Fonterra’s real turnaround was productivity
From April issue of NZ Manufacturer magazine
Geerten Lengkeek, Managing Director Productivity People
Miles Hurrell’s resignation marks the end of a significant chapter for Fonterra, and in many ways, for New Zealand.
Fonterra isn’t just another company. It’s our largest business, a global-scale manufacturer, and the commercial engine behind a big part of our primary sector.
When Fonterra performs, New Zealand performs.
What stands out to me about the Hurrell era is this:the real turnaround wasn’t about growth, it was about productivity.
He inherited a business that had achieved global scale, but not always strong returns. Revenue was high, but capital wasn’t working as hard as it could.
Over the past six to seven years, that has fundamentally shifted.
Return on capital has moved from around 5–6% to consistently around 11–12%, without a material increase in milk supply.
That tells you something important. This wasn’t a volume story. It was a conversion story, and that’s what productivity really is.
Better conversion of milk into value. Better use of assets to drive throughput and margin. Better deployment of capital into earnings.
A big part of that has been strategic focus. Simplifying the portfolio, exiting lower-return businesses, and refocusing on Ingredients and Foodservice where Fonterra has real advantage.
But just as important is what’s happened inside the system.
This is a manufacturing business at scale. Productivity is won or lost in how well you manage flow, yield, and asset utilisation: from farm through to processing and export.
Many years ago, my colleague Nick Brownsword and I were involved in the early operational excellence work in Fonterra. Even then, it was clear how much opportunity existed in improving flow, reducing waste, and aligning the system end-to-end.
What’s been encouraging is seeing how those ideas have evolved and matured, and how this is now part of Fonterra’s DNA.
Because while headlines focus on strategy or divestments, the real gains come from thousands of smaller improvements: in plants, processes, and decisions about where milk goes and how capital is deployed.
It’s also worth remembering that Fonterra is a co-operative.

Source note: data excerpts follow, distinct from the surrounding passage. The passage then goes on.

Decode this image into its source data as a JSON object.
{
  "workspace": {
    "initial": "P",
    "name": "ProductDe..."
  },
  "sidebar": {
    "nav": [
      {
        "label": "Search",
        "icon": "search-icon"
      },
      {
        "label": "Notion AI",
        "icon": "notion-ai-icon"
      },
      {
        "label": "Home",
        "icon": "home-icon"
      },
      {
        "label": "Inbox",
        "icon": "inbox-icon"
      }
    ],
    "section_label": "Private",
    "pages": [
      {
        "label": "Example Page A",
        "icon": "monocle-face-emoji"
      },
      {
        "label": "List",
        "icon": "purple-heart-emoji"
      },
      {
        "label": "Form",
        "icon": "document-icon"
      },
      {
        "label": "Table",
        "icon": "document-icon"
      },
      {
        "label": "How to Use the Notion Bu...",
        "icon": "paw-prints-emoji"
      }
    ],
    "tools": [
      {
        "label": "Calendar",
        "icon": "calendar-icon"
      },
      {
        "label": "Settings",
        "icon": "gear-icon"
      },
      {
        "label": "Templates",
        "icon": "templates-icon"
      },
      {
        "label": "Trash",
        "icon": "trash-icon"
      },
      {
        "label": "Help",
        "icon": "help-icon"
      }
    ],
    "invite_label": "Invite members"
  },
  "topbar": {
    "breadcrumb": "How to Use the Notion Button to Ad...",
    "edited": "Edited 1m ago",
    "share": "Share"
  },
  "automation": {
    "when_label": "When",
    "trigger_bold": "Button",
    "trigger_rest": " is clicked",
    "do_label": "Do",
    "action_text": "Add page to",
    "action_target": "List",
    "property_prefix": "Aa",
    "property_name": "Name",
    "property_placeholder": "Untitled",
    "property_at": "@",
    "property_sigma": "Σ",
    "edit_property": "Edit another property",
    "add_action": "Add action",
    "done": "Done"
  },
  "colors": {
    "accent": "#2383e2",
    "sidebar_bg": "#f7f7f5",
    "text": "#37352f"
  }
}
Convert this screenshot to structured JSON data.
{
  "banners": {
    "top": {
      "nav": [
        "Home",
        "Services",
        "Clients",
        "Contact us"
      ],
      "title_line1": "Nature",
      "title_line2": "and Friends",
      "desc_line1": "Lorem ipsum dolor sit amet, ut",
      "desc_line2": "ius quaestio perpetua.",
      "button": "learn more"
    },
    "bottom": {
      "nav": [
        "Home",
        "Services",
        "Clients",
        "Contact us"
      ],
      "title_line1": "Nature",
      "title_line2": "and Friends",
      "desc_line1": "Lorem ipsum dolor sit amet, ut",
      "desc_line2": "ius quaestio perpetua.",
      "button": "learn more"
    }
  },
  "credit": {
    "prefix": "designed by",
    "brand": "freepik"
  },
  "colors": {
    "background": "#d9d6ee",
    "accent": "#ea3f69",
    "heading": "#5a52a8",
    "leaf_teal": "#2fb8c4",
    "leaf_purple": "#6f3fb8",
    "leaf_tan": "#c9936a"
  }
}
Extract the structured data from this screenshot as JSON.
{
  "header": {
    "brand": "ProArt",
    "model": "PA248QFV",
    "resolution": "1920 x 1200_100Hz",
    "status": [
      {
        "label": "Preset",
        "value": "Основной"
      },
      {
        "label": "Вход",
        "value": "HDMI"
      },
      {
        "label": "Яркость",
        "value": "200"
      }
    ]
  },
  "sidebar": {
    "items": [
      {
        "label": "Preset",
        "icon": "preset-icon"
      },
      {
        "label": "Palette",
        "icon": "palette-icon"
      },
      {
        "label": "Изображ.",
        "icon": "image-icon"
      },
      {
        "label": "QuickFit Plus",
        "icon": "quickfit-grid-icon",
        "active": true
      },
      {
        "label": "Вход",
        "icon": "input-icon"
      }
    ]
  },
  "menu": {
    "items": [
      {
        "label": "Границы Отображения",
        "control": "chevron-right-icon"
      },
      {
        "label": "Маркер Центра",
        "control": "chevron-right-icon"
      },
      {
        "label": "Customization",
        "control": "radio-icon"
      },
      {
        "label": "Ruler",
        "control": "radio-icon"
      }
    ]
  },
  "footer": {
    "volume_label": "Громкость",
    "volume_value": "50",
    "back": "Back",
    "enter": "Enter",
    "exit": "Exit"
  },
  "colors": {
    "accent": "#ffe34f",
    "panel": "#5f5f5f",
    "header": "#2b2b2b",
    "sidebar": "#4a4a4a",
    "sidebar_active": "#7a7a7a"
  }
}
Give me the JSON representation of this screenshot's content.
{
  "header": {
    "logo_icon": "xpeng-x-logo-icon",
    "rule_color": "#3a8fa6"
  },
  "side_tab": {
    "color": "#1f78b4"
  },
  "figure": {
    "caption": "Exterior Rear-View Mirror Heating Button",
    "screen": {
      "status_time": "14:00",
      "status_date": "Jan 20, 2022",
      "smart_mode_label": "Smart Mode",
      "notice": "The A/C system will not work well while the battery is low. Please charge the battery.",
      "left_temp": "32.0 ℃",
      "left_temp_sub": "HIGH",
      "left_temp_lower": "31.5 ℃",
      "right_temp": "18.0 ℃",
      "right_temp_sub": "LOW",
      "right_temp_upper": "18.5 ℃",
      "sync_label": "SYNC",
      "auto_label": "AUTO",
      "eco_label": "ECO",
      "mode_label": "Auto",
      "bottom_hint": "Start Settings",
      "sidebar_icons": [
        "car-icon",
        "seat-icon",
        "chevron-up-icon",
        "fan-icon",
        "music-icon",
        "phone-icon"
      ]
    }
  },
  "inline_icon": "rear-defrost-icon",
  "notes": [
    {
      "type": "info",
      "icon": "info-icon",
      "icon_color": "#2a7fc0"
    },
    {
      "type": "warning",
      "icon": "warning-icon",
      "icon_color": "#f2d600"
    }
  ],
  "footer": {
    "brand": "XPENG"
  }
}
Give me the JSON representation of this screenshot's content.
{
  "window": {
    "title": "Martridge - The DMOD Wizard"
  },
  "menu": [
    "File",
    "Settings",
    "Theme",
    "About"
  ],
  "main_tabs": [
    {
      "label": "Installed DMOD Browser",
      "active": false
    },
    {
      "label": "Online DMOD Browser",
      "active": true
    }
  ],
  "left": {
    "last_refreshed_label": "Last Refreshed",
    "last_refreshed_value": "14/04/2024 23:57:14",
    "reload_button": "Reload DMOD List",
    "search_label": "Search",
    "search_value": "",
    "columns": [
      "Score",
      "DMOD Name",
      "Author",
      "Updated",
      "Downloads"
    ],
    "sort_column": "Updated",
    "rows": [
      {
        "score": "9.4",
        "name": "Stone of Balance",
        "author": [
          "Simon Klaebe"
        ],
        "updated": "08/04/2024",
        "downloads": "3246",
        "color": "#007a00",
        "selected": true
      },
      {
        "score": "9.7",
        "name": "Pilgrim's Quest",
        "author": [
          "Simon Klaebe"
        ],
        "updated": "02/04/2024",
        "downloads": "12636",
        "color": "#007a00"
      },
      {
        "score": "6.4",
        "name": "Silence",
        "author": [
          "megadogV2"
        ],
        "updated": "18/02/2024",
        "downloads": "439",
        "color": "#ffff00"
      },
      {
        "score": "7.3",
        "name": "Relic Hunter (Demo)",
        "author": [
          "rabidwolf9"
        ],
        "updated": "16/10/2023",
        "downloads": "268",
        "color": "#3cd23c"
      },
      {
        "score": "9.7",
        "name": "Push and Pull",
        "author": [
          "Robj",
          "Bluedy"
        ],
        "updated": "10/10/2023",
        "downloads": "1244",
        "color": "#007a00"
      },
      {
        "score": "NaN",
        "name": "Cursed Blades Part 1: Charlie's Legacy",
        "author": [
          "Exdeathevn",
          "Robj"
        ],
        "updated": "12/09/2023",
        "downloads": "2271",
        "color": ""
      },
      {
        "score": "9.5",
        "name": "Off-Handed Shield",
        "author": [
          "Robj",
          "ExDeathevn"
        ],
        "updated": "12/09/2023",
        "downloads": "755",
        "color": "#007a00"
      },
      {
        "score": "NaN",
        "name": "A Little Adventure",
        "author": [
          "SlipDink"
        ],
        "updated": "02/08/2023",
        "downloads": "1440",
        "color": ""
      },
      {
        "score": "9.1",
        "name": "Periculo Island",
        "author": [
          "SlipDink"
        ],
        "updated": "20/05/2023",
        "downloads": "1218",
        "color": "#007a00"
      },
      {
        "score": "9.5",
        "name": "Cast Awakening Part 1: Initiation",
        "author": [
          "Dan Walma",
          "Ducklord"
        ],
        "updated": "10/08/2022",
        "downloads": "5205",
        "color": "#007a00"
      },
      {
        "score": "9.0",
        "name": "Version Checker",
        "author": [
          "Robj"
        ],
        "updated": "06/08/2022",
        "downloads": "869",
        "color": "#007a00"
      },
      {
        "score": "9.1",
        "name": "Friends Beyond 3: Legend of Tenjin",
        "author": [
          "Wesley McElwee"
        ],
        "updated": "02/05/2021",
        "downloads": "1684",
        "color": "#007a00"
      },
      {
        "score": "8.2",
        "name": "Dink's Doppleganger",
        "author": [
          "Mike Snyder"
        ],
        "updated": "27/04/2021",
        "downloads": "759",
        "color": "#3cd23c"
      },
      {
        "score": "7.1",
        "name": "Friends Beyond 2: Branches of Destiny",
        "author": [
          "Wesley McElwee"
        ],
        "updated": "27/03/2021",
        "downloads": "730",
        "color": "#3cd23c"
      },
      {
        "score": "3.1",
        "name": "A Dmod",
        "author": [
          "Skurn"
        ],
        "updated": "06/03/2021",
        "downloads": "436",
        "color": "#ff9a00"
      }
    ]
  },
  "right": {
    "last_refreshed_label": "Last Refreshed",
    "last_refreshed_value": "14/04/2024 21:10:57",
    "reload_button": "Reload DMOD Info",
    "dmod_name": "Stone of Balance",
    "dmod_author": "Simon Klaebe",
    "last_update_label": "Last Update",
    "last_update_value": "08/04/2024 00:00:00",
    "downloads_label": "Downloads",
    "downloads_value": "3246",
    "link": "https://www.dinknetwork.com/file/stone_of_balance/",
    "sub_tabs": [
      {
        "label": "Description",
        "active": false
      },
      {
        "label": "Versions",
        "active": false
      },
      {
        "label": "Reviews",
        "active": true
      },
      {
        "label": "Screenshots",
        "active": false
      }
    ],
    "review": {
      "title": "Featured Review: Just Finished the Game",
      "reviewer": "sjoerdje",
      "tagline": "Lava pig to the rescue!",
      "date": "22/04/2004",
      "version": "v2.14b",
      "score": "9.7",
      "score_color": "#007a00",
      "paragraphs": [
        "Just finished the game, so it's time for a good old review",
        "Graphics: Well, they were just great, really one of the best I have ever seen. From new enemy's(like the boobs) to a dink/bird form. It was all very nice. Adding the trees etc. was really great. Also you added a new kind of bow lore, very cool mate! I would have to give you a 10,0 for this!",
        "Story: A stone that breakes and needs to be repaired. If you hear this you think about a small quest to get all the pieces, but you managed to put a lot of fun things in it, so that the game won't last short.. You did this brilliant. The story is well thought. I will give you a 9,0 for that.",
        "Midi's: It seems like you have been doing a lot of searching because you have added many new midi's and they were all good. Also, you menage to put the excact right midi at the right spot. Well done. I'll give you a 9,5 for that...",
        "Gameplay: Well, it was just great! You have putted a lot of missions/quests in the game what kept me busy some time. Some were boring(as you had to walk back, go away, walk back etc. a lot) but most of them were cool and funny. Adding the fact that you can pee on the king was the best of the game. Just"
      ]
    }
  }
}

Its owners and shareholders are farmers, not the public. Many New Zealanders and politicians may have an opinion about the brands sale, but it is the farmer shareholders for whom decisions are made.
For farmers, capital is hard-earned, tied up in land, and often held across generations.
In that context, return on capital isn’t just a financial metric; it’s a measure of how well the co-op is stewarding scarce, long-term resources.
By that measure, the last few years represent a meaningful lift.
Miles Hurrell’s legacy is not just in strategy or expansion, but in restoring discipline, focus, and productivity to New Zealand’s most important business.
And that’s a legacy that will matter well beyond Fonterra.